Les cent cinquante ans d’existence de Nestlé sont l’occasion pour Actares, qui depuis sa fondation suit de près la multinationale de Vevey, de faire le point de la situation.

Nestlé est l’une des entreprises qui a le plus occupé Actares, au point qu’un groupe de travail interne lui est entièrement dédié. Un regard en arrière se révèle riche d’enseignements alors que la société franchit le cap du siècle et demi.
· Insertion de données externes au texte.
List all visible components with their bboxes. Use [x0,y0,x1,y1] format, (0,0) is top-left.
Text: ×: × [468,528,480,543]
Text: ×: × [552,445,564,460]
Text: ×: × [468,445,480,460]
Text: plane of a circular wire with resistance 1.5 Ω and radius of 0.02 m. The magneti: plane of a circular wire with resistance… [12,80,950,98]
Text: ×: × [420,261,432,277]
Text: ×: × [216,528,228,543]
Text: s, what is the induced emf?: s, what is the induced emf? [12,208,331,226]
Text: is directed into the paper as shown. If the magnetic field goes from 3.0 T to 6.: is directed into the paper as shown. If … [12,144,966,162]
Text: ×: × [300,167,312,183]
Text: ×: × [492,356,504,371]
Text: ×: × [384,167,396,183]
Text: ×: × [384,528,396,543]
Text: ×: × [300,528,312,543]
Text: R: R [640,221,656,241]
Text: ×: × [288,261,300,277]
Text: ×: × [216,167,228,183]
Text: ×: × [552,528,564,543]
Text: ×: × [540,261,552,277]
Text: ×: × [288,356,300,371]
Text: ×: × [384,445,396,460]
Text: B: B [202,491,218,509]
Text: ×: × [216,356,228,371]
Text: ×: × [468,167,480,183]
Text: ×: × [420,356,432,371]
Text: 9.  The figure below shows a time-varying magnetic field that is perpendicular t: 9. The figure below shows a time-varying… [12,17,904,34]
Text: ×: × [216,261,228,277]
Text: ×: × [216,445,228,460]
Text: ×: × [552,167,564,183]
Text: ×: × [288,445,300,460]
Des débuts arides Le tournant des années 2000 est encore fortement marqué par la mentalité du verrou. Reproche est fait aux actionnaires qui soulèvent des questions de se mêler de ce qui ne les regarde pas: les réponses sont insuffisantes, intimidantes, empreintes de méfiance. Il est vrai que c’est la grande époque des «raiders», ces investisseurs hostiles et spéculatifs qui s’emparent d’entreprises pour les démembrer, dont Actares se distancie d’emblée.

Les années charnière

En 2005, l’accession à la présidence du directeur général Peter Brabeck marque une rupture. Au cours de l’assemblée générale, à peine 51% des voix valident le cumul des fonctions, une fronde d’actionnaires inédite en Suisse. Et si dans un premier temps Nestlé peine toujours à admettre la critique, elle publie un rapport de responsabilité sociale, prélude à son concept de «Création de valeur partagée», perfectible, mais qui a le mérite d’exister. Ces mêmes années restent assombries par des affaires comme l’espionnage de l’organisation Attac, des conflits sociaux violents, les conditions de travail dans la filière du cacao ou encore les tentatives de breveter des plantes traditionnelles.

Un optimisme raisonné

Les membres d’Actares prennent conscience du changement au cours de la conférence publique organisée à l’Université de Lausanne en 2010. Peter Brabeck y admet publiquement l’échec des démarches de Nestlé pour venir à bout du travail forcé des enfants dans les plantations de cacao, malgré les efforts consentis. Un tel franc-parler est une nouveauté.

Le discours se fait de plus en plus transparent et décontracté; ce printemps, les actionnaires qui ont pris la parole en assemblée générale ont pu rebondir sur la réponse qui leur était donnée. Presque un dialogue. En parallèle, Actares constate que les démarches en matière de responsabilité d’entreprise deviennent de plus en plus sérieuses, ses rapports de plus en plus complets. Un chemin prometteur qu’il convient d’encourager – et de continuer à observer attentivement.

L’actualité

Actares ne néglige pas les thèmes du moment. Les questions liées à la mise en bouteille d’eau potable demeurent. En Californie, victime de sécheresses récurrentes, la polémique ne tarit pas: la concurrence entre exploitation privée et distribution publique de l’or bleu y est mal vécue. Nestlé n’est toujours pas parvenue à concilier ses ambitions commerciales et les intérêts, voire les droits, des populations locales.

Le travail forcé dans la chaîne d’approvisionnement – dans certains cas il faudrait même parler d’esclavage – représente une autre épine dans le pied de la firme de Vevey. Les fronts sont multiples: cacao, café, noisettes, crevettes, pour citer les plus notoires. Nestlé en est parfaitement consciente et entreprend depuis longtemps des efforts pour lutter contre le phénomène. Le succès se faisant attendre, faudra-t-il envisager des mesures drastiques, comme renoncer aux ingrédients incriminés?